Para dance sport is an extremely elegant, graceful and stylish sport which involves athletes with a physical impairment that affects the lower limbs.
Participants can compete combi style, dancing with an able bodied (standing) partner, or duo dance for two wheelchair users together. Group dance involves wheelchair users only or together with able-bodied partners whereas single dance sees a wheelchair user dance alone.
Standard dances include waltz, tango, Viennese waltz, slow foxtrot and quickstep.
Latin American dances include the samba, cha-cha-cha, rumba, paso doble and jive.
Freestyle/ showdance can include the standard dances (conventional) or any style for presentation (folk, hip hop, latin, standard, ballet, contemporary, street dance, salsa, Argentinean tango, cumbia, belly dance, etc.).
There are also Formation dances for four, six or eight couples dancing in formation.
Since 1998 the sport has been governed by the IPC and co-ordinated by the World Para Dance Sport Technical Committee which incorporates the rules of the World Dance Sport Federation (WDSF). The sport is not part of the summer Paralympic Games sports programme.
In recent years the sport has benefitted greatly from the screening of popular dance based TV shows such as Strictly Come Dancing and Dancing with the Stars.
Today the sport is widely practiced in 29 countries and the last World Championships took place in 2013 in Tokyo, Japan. In 2014 the European Championships was held in Lomianki, Poland and, for the first time, the sport took part in the Asian Para Games, in Incheon, South Korea.

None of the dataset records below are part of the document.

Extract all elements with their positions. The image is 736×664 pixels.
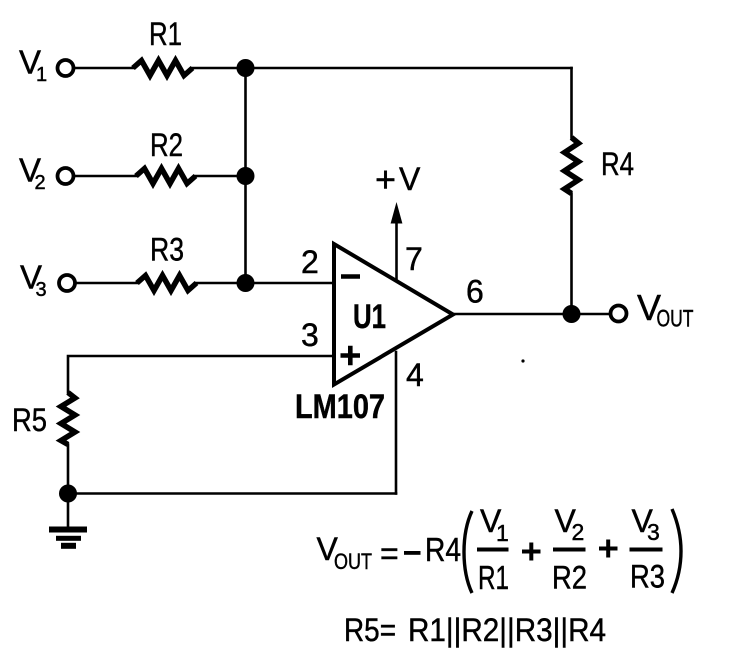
svg-text:6: 6 — [466, 274, 484, 310]
svg-text:OUT: OUT — [334, 549, 372, 574]
svg-text:V: V — [399, 161, 421, 197]
svg-text:2: 2 — [572, 519, 585, 545]
svg-text:R1: R1 — [478, 559, 509, 596]
svg-text:3: 3 — [301, 317, 319, 353]
svg-text:LM107: LM107 — [295, 388, 385, 426]
svg-text:R4: R4 — [601, 146, 634, 182]
svg-text:+: + — [375, 159, 396, 200]
svg-text:R2: R2 — [150, 127, 183, 163]
svg-text:2: 2 — [35, 172, 46, 194]
svg-text:2: 2 — [301, 244, 319, 280]
svg-text:1: 1 — [496, 520, 509, 546]
svg-text:R3: R3 — [150, 232, 184, 268]
svg-text:7: 7 — [405, 241, 423, 277]
svg-text:R5: R5 — [12, 402, 47, 438]
svg-text:R4: R4 — [425, 531, 461, 568]
svg-text:4: 4 — [406, 357, 424, 393]
svg-text:R1||R2||R3||R4: R1||R2||R3||R4 — [408, 612, 606, 648]
svg-text:R1: R1 — [149, 16, 182, 52]
svg-text:1: 1 — [36, 64, 47, 86]
svg-text:OUT: OUT — [657, 306, 694, 333]
svg-text:=: = — [380, 536, 399, 572]
svg-text:R5=: R5= — [344, 612, 396, 648]
svg-text:R2: R2 — [552, 560, 587, 596]
svg-text:U1: U1 — [353, 298, 386, 336]
svg-text:R3: R3 — [630, 559, 665, 595]
svg-text:3: 3 — [647, 519, 660, 545]
svg-text:3: 3 — [36, 279, 47, 301]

Wheelchair user Els-Britt Larsson was one of the pioneers of wheelchair dancing when it originated in her native Sweden in 1968 for recreational and rehabilitation purposes.

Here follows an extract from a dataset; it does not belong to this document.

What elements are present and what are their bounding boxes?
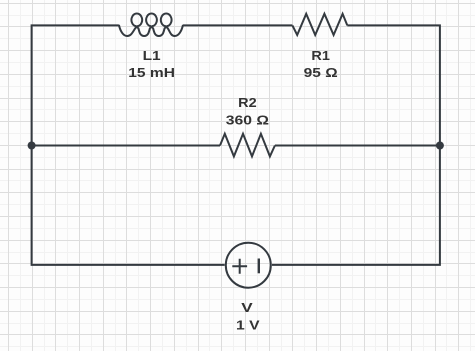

From there the sport’s popularity grew and in 1975 the first competition was organised in Vasteras, Sweden involving 30 couples.
Two years later in 1977 Sweden staged the first international competition and several regional and international competitions soon followed.
In 1984 Munich, Germany staged the first Rock’n’Roll European Championship for wheelchair dancers and the following year the Netherlands hosted the first unofficial European Championships in Latin and Standard.
The first World Championships took place in Japan in 1998, the same year the sport came under the governance and management of the International Paralympic Committee.
At the 2006 World Championships in Papendal, the Netherlands, duo-dance was presented for the first time in two Standard and three Latin dances.
In 2014 singles and freestyle/showdance (singles and combi) were introduced as the part of the official programme.
The Para Dance Sport World Championships are held every two years and were last staged in 2013 in Tokyo, Japan.
The surface of the dance floor must be a minimum of 250 square metres with no side of the floor less than 10m in length, and 350 square meters for Championships.
Participants have the option of using electric wheelchairs if they need to.